Pazar, Kasım 27, 2011

u

adam irkildi, kızdan böyle ani bir hareket beklemiyordu. mutfakta ağır, menekşemsi bir parfüm kokusu hissedildi. sokakta iki araba çarpıştı, lambalar yandı. gözlerinin içi gülüyordu. adam dehşetle bu gülümsemeye bakıyordu.

elinor seni sevdim sevgilim. gözlerinin altındaki çizgileri, dirseklerini ve kemiklerinin orantısızlığını, boyasızlığını, bacaklarında denize benzer morlukları, sözlerini, beklemeni sevdim. sen kadın değilsin elinor. insan, insan değilsin! insan değilsin. başardın elinor, sonunda, başardın.

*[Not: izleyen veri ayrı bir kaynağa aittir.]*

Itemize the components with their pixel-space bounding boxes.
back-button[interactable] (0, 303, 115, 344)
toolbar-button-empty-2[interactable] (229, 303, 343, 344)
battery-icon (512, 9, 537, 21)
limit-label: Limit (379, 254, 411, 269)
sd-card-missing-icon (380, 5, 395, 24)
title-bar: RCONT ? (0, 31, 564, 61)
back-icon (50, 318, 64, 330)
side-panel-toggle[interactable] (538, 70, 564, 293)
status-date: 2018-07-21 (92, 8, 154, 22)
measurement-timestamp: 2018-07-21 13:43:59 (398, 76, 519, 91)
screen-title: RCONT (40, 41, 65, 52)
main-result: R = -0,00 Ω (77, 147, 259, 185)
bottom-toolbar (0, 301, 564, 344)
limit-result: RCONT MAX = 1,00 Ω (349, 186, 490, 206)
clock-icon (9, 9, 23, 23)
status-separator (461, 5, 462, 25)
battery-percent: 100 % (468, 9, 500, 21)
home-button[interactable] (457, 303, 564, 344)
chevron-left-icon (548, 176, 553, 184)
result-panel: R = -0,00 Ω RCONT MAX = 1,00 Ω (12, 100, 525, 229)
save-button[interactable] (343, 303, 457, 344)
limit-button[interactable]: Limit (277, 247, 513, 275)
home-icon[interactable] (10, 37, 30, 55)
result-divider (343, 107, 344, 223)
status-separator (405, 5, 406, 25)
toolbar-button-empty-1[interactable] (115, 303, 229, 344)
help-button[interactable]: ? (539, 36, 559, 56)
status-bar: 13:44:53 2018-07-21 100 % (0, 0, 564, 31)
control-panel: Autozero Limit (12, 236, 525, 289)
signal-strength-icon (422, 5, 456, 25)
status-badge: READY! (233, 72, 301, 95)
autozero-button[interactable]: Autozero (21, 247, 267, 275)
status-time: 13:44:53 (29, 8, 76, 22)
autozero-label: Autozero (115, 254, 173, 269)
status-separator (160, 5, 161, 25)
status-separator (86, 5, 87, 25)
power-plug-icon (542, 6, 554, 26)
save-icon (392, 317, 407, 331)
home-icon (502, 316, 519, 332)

sözler aklına geldiğinde adımlarını geri çekmek için çok geçti. adamın davranmasına fırsat vermeden çekmeceyi açtı, büyükçe bir bıçak çıkardı. gerisin geriye döndü. adam soru soramıyordu. odaya gitti, yere yığıldığı halının üstündeki buruşuk kağıtları saçları önüne düşmüş, hızlı el hareketleriyle karıştırmaya başladı.

Çarşamba, Kasım 16, 2011

t

rüzgar esiyor, denizden gelen bir rüzgar, gözlerime, burun deliklerime, dudaklarıma doğru bir rüzgar, deniz dalgalanıyor, gözlerim kamaşıyor ışıksızlıktan ve güneş bulutların arkasına gizlenmiş sırıtıyor sessizce, denizden gelen depremler, yıkılan kayalar ve dalgalar, deniz tuzundan kireçlenmiş beyaz duvarlara çarpıyor, çarpıyor, ellerinde keskin bıçaklarla geliyorlar bütün dalgalar, bütün beyaz köpükler ve soğukluklar, organlarımdan, tüm gözeneklerimden içeri giriyor, tecavüz ediyorlar, kanlar akıyor kulaklarımdan ve dalgalar tüm tütreşimlerimi odaklıyor düşlerimde gördüğüm, kurdukça tahrik olduğum düşünceye; öldürmeye, öldürmeye doğru sürüklüyor dalgalar, kabarıyorlar ve kahkahalar atıyorlar küstahça, tüm çığlıklar ve tüm hak çalmalar adına.

Salı, Kasım 01, 2011

s

yatağımın altındaki bezelye tanesi, elinor. yılanlar, bezelyeler, yenmeyen yemekler, duvarlara fırlatılan şişeler, tüm hayal kırıklıklarım, kendime uyguladığım tüm işkenceler ve ellerimin uyuşması. işte bunlar için geleceğim, birleşeceğiz ve lavanta kokusu olacak havada, kanla karışık.

kapı çalmıyordu ama aklında buruşmuş kağıtlardan kalma düşünceler uçuşuyordu. başı döndü, panjurlar sallanıyordu, soyundu. zayıflamış, teninin parlaklığı solmuştu, yara kabukları kaşınıyordu. yutkundu. mavi bir elbise giydi, çok beğendiğini görüp hediye etmişti ona. yağmurlu bir gündü, elleri kaşındığı için gülmüşlerdi. mutfakta akan suyun sesi geliyordu, ışıklar açıktı. durdu. başını kaldırıp koridora doğru baktı. kapıyı arkasından kapatsa fark edilmeyecek kadar sevimsizdi.

köşeye atılmış ayakkabılarının bağcıklarını bağladı, ayağa kalktı, koridora doğru yürüdü. sokak kapısını açtığında mutfakta sırtı dönük ayakta duruyordu, ağzı yarı açık ona baktı. neden gidiyorsun diye sordu. cevap vermedi.

cevap versene diye bağırdı. susuyordu. yüzüne bakıyordu.

tavana baktı. nefes verdi, kendi kendine gerçekten uğraşamıyorum diye söylendi. mavi elbisenin düğmeleri sırtına batıyordu. mutfak çekmecelerine doğru ani bir adım attı.